ARGH!

May 28, 2004 23:27

Parents are annoying. It's three weeks until I go home and already I'm making plans to be in as little as possible. I had a plan that I would get a second job in Summer to supplement working at the PPA. I can really only do 24 hours a week there and it isn't enough if I want to save some money for next year. So I thought if I could work a couple of days at the PPA and perhaps get some temping work to fill in the gaps, or something, anything just to earn a little bit more money. I foolishly shared this plan with the parents.
There is a sandwich shop near my mum's work that they order from and the owner happened to mention that they were short-staffed. Mum told her that I was looking for a Summer job. I would be starting at 8am and finishing at 2pm, Monday to Friday, £20 per day. It's less than minumum wage. So that's 30 hours per week. I would have to leave the shop at 2pm and then start work at the PPA at 2:30 until 6:30. To save enough I would have to work 20 hours a week at the PPA. That's a 50 hour week. *sigh*
I've seen a job in Wigan that I want to apply for. It's summerising medical notes and inputting them into the computer. It pays well and plus I have a clinical background and that's what they are looking for. I may not get it, but if I say yes to this sandwich shop that's me cornered for the whole summer. I can't quit half way through because I'm providing cover for people to take holidays and if I did quit, Mum would have a go at me because it's the sandwich shop they order lunch from everyday! I want to at least attempt to find an alternative but I have three weeks left here yet. I wanted to register with temping agencies but Mum says I have no skills so wouldn't get anything. *sigh* She's very positive.
I rang her up early and she asked me to give her an answer on the job and I had to say no because I want to at least try to find something better. Later on she rang me back and they both started having a go (mum more than dad) and saying I should take it, that it was being offered on a plate and what would happen if I didn't find something else.

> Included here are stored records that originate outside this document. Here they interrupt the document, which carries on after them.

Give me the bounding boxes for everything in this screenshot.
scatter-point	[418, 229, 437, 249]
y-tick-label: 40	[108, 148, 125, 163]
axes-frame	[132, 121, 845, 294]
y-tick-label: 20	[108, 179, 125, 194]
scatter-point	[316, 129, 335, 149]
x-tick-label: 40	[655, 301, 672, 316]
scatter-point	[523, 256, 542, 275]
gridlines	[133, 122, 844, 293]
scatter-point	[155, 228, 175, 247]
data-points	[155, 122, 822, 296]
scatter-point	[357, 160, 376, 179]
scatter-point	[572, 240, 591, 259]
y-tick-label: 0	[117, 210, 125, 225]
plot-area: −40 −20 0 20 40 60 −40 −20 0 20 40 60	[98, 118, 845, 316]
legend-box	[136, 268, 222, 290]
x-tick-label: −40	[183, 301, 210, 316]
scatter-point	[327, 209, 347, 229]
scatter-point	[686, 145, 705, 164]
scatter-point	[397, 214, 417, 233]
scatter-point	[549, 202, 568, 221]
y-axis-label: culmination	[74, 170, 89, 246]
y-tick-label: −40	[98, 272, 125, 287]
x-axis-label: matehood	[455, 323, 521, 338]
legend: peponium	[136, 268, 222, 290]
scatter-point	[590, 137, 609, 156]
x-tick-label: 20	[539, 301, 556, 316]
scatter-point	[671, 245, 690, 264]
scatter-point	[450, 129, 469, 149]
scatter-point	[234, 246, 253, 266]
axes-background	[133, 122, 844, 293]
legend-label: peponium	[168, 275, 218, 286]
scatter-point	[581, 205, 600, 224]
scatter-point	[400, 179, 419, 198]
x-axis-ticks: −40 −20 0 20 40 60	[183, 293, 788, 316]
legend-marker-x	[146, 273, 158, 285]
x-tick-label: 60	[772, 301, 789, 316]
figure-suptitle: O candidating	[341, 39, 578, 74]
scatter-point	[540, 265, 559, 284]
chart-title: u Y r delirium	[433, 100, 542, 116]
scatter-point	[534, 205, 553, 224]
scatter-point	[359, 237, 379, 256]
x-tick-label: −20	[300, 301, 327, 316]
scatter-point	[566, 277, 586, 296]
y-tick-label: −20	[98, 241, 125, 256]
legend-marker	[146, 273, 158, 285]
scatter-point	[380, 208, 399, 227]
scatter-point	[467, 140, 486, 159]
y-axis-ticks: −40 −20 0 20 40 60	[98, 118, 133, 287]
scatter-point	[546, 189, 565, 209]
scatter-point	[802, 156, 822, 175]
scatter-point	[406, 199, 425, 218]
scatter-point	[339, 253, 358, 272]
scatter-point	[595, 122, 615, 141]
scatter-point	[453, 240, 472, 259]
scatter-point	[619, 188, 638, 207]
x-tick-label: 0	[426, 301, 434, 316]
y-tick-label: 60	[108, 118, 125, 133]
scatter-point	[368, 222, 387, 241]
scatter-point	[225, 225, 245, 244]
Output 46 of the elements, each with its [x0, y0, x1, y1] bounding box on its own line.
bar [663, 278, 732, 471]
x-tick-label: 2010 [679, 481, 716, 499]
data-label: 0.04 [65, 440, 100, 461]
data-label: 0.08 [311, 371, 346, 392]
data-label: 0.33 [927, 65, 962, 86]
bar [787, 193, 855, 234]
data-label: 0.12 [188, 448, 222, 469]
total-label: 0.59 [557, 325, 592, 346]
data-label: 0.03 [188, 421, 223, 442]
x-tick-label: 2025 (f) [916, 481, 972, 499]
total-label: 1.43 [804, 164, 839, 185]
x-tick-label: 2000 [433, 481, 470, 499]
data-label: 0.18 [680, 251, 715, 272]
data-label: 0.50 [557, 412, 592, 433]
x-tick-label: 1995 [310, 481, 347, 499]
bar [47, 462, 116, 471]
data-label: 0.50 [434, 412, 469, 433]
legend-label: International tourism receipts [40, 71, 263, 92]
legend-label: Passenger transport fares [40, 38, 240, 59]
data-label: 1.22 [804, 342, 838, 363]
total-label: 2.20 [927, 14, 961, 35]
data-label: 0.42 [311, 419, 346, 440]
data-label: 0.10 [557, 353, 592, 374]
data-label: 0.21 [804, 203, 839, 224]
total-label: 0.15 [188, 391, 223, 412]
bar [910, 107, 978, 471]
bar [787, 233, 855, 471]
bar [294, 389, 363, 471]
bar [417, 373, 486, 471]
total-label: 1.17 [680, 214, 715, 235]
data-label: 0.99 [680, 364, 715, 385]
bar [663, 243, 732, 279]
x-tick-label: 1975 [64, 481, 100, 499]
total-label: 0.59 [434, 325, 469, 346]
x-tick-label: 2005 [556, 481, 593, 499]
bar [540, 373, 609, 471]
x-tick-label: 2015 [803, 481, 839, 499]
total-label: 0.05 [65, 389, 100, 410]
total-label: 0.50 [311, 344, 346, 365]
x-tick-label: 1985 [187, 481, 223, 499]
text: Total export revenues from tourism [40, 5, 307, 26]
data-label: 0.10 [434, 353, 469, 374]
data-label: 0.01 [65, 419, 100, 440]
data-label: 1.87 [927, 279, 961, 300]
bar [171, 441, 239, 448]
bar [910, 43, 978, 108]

I can see why they say money is the root of all evil. It's far too important in my family and I hate that I've been raised to worry about money so much. I guess I've been raised like a good Caffrey but I hate that money is such a central part of my life. I know I'm a student and I have a job but I constantly worry that I'm going to struggle when I'm barely in my overdraft. Sometimes I don't think they realise how hard I work. They think it's easy trying to do a medicine degree and have a job and that I don't have to work that hard at my degree. Yeah, this medicine lark it's well easy, can do it in my sleep. *sigh* I'm definitely not looking forward to going home.